"We played well here. The last time we were in Cleveland, we came away getting swept. This time, we were able to get the sweep. We're playing better, obviously, pitching better. Pitching is always the key. I'm not making declarations about anything starting or finishing."
His players were saying much the same.
"I guess you could say the wheels are back on. Is that proper?" Ian Kinsler asked aloud. "No, we're coming in trying to prepare every day, trying to play hard every day. It's a good club over there. They're going to give us their best effort. We came in, got some solid pitching, we won a couple close ballgames, and today we were able to swing the bats a little better."
Make of it what you will, but there were no Zubaz in sight in the visiting clubhouse, just business suits and sportcoats. The Tigers were loose, but rather subdued.
They left with a working plane and exactly the result many expected of them when they came to town in May with a six-game winning streak and 10 consecutive wins on the road.
The Indians swept Detroit out of town in that series, starting the Tigers on a month-long skid that dropped them out of the lead in the American League Central. They returned to Cleveland as a second-place team, having lost three of four to the Royals and 20 of 30 overall.
Once again, the momentum changed. It wasn't always pretty -- especially in the late innings with a shortened bullpen. But the end result was effective. Combine it with a Royals sweep at the hands of the Mariners, and the Tigers took off for Texas with a 2 1/2-game lead over Kansas City -- a bigger gap atop the AL Central than they had when the week began. The Indians held onto third place, now five games back, because the White Sox were swept, as well.
Only the Oakland A's, who come to Detroit in a week for the Tigers' next homestand, have a better record among AL teams.
"I just don't get caught up in when a slump starts or when a streak started," said Max Scherzer (9-3), who had his own rebound on Sunday with six innings of one-run ball, after giving up 10 runs to the Royals on Tuesday.
"Guess what? It's 162 games. We're going to play great, and we're going to play bad. The world doesn't end when we play bad baseball. We didn't play well for 20-25 games. That just happens."
They didn't dominate play over three straight wins, holding on late and overcoming bullpen attrition. Sunday was the day they looked like an overwhelming foe -- some of it from Cleveland mistakes, some of it from Detroit's strengths.
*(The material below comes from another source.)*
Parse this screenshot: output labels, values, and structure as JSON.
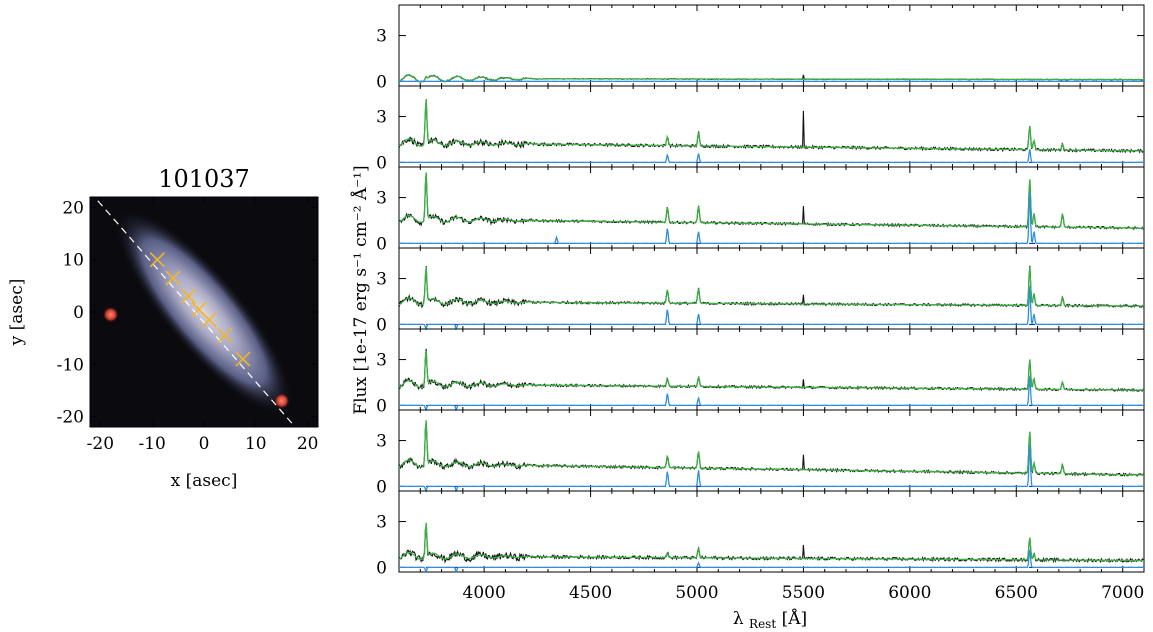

After close wins the previous two nights -- and six games decided by two runs or fewer out of seven meetings this season -- Sunday's game wasn't close. Hours after providing the go-ahead hit in the 10th inning on Saturday night, Miguel Cabrera put Detroit on top three batters into Sunday's game with a line drive that cleared the fence in right-center field.
Cabrera's ground-ball single through the left side in the third inning extended the lead to 2-0. They had Indians starter Josh Tomlin struggling, but weren't putting him away.
A seven-run fifth inning took care of that.
"It seems like we've gone a little bit of a stretch without a big hit to kind of bust a game open," Ausmus said.
The hit didn't come from Cabrera, though his ground ball to the right side yielded no outs because Asdrubal Cabrera dropped the forceout throw at second base. Nor did it come from Victor Martinez, whose line drive to center was dropped by Michael Bourn for an error to load the bases.
With Tomlin reeling and Cleveland's defense faltering, the rest of the Tigers' lineup pounced. J.D. Martinez and Nick Castellanos cleared the bases with back-to-back two-run doubles to the center-field fence. Andrew Romine and Kinsler added RBI singles.
"If you give them extra opportunities, there's a decent chance you'll pay for it," Indians manager Terry Francona said.
Once Alex Avila sent a two-out double over Bourn's head to score Castellanos in the seventh, the Tigers were in double digits on the road for the first time since May 21, the getaway game from their last series in Cleveland. That was the game the Indians won on an Al Alburquerque walk-off balk in the 13th inning.